Mobile malware in the Android ecosystem has grown by over 40 percent in the past few months, researchers say.
A new report issued by Trend Micro (.pdf) says that high-risk, malicious app rates on the Google Android operating system rose to 718,000 at the end of the second quarter in comparison to 509,000 in the first quarter of this year.
The number of malicious Android apps in circulation surged by over 350,000 in this time period -- which originally took three years to reach when Google's Android operating system became established.
The majority of malware discovered was packaged as fake, spoof or trojan-laden versions of popular applications. Almost half -- 44 percent -- were designed to subscribe unwitting downloaders to expensive services, and 24 percent were created to steal data. Adware-laden applications came in third at 17 percent.
However, the researchers note that the discovery of the "master key" vulnerability in Android's security model was the most crucial revelation this year. Last month, a team from Bluebox Security found a vulnerability which could allow attacks to convert 99 percent of apps into a trojan -- which could then be used to steal data or connect to botnets without the user knowing.
Following the discovery, Duo Security and System Security Lab (NEU SecLab) released an app, ReKey, which they claim fixes the security flaw for you.
The United Arab Emirates was reported as the country with the highest rate of malicious app download volume at 13.79 percent. Myanmar and Vietnam came second and third. The United States and United Kingdom did not make the top ten list.
"The UAE recorded the highest malicious android app download volume, overtaking Myanmar, which placed first in the previous quarter," the report says. "Six new countries figured in this month's top 10, which may indicate an increase in mobile device use and/or attacks against such devices in these locations."
When analyzing the countries most vulnerable to privacy or data exposure, the report noted that "similar to last quarter, mobile users in Saudi Arabia downloaded the most number of high-risk apps. Vietnam placed second in light of the increasing mobile device use in the country."
According to Linda Barrabee, Research Director, Connected Intelligence at The NPD Group, approximately only 30 percent of all Android smartphones and tablets in the U.S., have any type of security app installed today. Coupled with the high rates of apps being added to the ecosystem every day worldwide, a large number of Android devices are likely to be exposed to risks -- and this trend is likely to continue in the future.
JD Sherry, vice president of technology and solutions at Trend Micro said:
"Due to the fractured nature of the Android network, it is very difficult for patches to reach all users in an effective timeframe.

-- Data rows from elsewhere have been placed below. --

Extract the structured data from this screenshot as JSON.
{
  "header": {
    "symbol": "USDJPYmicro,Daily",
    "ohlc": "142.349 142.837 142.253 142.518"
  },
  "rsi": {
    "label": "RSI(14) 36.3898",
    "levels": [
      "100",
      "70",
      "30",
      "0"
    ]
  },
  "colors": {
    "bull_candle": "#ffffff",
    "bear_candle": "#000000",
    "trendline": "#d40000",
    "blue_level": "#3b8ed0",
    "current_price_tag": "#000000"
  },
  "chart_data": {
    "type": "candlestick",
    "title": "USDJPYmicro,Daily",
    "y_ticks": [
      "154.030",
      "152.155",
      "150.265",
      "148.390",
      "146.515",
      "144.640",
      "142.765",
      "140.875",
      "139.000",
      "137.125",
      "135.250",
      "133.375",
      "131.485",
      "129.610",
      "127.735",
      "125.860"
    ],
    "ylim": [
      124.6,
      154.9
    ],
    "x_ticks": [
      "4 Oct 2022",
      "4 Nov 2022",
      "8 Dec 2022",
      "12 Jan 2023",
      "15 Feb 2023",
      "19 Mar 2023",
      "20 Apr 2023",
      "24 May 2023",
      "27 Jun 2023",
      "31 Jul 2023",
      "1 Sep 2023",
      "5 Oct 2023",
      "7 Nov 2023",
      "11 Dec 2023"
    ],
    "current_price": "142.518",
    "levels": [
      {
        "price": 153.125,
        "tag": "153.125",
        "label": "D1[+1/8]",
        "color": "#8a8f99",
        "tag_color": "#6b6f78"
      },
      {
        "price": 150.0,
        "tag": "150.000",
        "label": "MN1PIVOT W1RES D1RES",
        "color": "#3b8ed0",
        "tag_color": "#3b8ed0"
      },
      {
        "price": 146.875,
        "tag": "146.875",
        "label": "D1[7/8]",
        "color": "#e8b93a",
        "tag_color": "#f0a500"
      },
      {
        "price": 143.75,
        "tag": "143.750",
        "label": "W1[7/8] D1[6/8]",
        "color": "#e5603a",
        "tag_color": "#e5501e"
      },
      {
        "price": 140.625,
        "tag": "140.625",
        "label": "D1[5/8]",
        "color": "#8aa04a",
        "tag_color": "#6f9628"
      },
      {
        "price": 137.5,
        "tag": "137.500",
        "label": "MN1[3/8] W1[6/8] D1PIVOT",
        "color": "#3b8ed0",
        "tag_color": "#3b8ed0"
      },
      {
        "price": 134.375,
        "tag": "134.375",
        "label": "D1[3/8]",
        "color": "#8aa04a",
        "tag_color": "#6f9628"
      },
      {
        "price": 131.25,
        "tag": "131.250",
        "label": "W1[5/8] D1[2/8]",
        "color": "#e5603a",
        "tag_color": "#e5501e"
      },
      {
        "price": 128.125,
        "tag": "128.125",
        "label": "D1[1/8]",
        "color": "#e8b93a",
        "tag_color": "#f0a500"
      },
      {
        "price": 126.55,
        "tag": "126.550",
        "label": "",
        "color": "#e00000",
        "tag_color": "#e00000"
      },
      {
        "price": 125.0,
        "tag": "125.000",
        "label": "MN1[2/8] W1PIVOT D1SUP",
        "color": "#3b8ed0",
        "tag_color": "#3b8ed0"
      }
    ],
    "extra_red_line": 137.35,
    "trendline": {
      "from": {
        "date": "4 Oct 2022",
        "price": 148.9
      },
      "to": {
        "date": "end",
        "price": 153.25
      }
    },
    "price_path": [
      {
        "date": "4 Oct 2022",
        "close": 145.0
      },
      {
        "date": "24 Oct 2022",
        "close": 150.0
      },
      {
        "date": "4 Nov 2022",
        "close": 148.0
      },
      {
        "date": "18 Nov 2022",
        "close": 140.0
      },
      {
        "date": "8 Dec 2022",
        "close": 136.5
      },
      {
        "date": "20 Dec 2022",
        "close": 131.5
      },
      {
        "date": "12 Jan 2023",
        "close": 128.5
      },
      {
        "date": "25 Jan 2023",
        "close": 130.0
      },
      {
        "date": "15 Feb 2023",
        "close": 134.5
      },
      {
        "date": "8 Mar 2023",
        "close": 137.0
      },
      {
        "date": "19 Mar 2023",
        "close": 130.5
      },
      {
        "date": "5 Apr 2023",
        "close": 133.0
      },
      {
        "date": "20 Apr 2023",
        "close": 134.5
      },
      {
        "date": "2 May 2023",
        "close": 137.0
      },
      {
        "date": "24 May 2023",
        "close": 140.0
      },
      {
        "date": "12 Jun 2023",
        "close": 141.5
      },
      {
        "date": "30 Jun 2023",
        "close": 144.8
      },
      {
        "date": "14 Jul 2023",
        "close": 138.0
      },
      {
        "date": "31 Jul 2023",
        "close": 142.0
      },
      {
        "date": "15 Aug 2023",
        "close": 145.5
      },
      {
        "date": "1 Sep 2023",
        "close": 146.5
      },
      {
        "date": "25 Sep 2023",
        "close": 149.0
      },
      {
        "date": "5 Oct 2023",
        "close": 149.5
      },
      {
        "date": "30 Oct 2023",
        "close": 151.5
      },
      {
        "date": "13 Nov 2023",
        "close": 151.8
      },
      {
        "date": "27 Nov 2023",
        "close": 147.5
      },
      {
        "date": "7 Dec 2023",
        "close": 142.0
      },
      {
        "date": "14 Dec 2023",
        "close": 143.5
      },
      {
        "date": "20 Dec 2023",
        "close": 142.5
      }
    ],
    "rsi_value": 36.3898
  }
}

In some cases, users will never get patches as vendors leave their customers at risk of attack. Until we have the same urgency to protect mobile devices as we have for protecting PCs, this very real threat will continue to grow rapidly.
At the rate this malware is accelerating -- almost exponentially -- we appear to be reaching a critical mass. To fight this, Android users need to take great care when using their devices and take the simple, but effective, step of adding security software to all mobile devices."